Monday, April 9, 2012

"I'm sad about you dying."

PART ONE

Sometimes I'll grab Steve's arm in the middle of some domestic moment, and say earnestly: "Can you believe we MADE these little people?  You and me?  That is so effing cool."

When they were babies, I would stare at their sleeping beings and think: We made something that breathes?  Poops? Cries? 

But as they've gotten older, the miracle expands exponentially.  They are tiny packages of ideas, interests, idiosyncrasies...and my head wants to explode from watching how cool that is.  Watching them form and become these incredible human beings in front of my eyes.

PART TWO 

Andrew's personality seemed prone towards dishonesty, and not because of negative reasons: He loves people so much, cares so much about them - so if he knew something would make them sad, it was difficult for him to tell them.  He hates disappointing people.  

Had we punished him when he admitted something to us, he could have quickly developed a lying pattern to avoid that disappointment.  We saw that early on.

Our major goal with him was to create a safe place for honesty.  When he told "difficult truths" to us, he could never-ever-ever get in trouble.  Steve and I vehemently agreed on that.  

I didn't care what he'd broken or done, if he told me the truth, I'd crouch down and look him right in the eyes: "Thank you, Andrew, for being a man of integrity. I'll bet that was hard to talk about."  

In the last year or so, we've really seen him identify with being a Man of Integrity.  He finds a lot of pride and honor in telling the truth, which might be one of my greatest parenting triumphs to date. 

PART THREE

We've talked a lot about death in these last few months, starting with losing my Mikey in January, and then three Stage-4 cancer diagnoses in our circle.

The kids knew we were driving back to Chicago to see Aunt Robin because she had pancreatic cancer, because we weren't sure how she'd be feeling when we were there this summer.   The kids adore her so much, we wanted them to have a lot of time with her when she was still feeling well.

We told them we'd answer any question they'd have, and they could talk to Robin about anything.  But: "Let's not talk about dying with her." 

We spent an amazing Friday evening with her.  No matter what happens down the road, with such uncertainty about the cancer prognosis, that night meant a lot to me - watching her with my children.  I love how much love Robin has given to them, and how many memories they have of her.  She has meant so much to our family.
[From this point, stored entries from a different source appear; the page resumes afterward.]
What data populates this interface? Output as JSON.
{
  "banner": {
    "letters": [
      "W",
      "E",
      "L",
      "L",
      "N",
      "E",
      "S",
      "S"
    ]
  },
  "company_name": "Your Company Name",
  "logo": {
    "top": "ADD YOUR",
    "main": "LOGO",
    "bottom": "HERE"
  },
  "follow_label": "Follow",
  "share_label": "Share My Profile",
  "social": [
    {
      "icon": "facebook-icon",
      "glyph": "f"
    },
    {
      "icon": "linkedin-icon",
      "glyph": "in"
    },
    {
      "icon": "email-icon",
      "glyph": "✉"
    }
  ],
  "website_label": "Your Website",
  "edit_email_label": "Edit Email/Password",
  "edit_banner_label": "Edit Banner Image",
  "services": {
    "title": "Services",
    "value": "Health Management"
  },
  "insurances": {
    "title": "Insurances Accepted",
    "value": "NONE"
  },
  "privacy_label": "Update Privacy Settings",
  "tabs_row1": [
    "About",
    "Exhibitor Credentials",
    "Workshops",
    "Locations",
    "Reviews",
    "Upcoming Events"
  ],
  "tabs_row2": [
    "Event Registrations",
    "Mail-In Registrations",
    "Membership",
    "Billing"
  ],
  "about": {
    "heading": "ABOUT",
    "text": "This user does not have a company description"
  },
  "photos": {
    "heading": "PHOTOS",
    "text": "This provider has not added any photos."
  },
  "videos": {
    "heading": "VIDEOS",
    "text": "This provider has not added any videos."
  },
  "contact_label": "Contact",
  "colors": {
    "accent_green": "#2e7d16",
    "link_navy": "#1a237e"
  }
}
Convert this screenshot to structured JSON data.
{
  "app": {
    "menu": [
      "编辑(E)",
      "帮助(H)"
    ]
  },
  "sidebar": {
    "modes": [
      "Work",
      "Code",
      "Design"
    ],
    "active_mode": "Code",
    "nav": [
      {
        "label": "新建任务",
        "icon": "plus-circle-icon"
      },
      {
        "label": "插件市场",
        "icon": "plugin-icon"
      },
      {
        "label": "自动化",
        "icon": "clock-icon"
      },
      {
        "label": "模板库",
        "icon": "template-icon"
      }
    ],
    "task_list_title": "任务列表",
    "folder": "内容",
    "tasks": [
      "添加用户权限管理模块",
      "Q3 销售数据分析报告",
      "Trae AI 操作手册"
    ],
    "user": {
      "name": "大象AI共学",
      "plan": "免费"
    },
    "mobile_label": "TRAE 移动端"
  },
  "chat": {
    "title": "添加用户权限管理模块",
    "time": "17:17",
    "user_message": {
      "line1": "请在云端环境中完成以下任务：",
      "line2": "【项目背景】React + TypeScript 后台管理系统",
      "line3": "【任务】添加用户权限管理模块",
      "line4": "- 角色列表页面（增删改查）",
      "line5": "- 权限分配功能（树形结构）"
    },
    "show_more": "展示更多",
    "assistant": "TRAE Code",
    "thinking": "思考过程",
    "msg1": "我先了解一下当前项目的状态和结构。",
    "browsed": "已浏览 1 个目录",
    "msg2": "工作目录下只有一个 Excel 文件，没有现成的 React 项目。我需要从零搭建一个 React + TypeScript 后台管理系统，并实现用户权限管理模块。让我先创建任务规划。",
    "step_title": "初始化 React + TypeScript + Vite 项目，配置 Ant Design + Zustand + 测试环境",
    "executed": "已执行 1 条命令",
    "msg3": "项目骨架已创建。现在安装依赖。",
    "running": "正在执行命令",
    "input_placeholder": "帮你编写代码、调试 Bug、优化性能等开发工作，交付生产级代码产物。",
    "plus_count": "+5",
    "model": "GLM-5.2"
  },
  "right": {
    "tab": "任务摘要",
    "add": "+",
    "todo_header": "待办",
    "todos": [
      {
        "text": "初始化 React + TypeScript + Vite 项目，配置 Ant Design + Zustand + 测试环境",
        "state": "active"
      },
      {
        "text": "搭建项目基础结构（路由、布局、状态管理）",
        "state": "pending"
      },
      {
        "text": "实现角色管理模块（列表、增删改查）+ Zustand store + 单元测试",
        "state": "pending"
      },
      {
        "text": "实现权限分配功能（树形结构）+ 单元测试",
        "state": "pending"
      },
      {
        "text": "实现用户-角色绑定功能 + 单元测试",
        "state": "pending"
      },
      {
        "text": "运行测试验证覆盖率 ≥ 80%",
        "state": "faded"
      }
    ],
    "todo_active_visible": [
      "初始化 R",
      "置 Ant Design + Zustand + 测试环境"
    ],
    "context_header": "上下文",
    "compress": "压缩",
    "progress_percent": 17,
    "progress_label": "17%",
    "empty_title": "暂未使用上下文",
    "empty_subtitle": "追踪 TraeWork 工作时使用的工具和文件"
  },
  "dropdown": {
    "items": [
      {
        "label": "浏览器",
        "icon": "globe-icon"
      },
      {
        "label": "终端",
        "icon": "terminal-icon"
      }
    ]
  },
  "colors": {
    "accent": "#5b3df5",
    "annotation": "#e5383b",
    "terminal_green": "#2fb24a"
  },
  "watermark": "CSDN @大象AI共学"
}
It was my sweet Andrew, the one who struggled in his earlier years with dishonesty, who leaned over to her and whispered in her ear: "I'm sad about you dying."

He also told Robin, "My dad cried about you dying." And: "We planned this trip just to see you."  All things I might have advised him not to say, but you know what?  He was right.  Those things should be said to someone we love.

Andrew taught me something that night:  That these little persons you make?  Sometimes know a hell of a lot more about things than you do. 

And that in my complicated lessons to him about integrity - speaking truth, but then other times watering it down - he had to say what he felt. 

I think that honesty was probably more refreshing for Robin than things we could have said to her.  Children's purity is pretty profound.

My favorite part of that, even, is how he leaned in to whisper it to her.  That regardless of what his parents had said about it, he needed to speak the truth to her.  

My little man of integrity.  I was wrong in trying to edit that.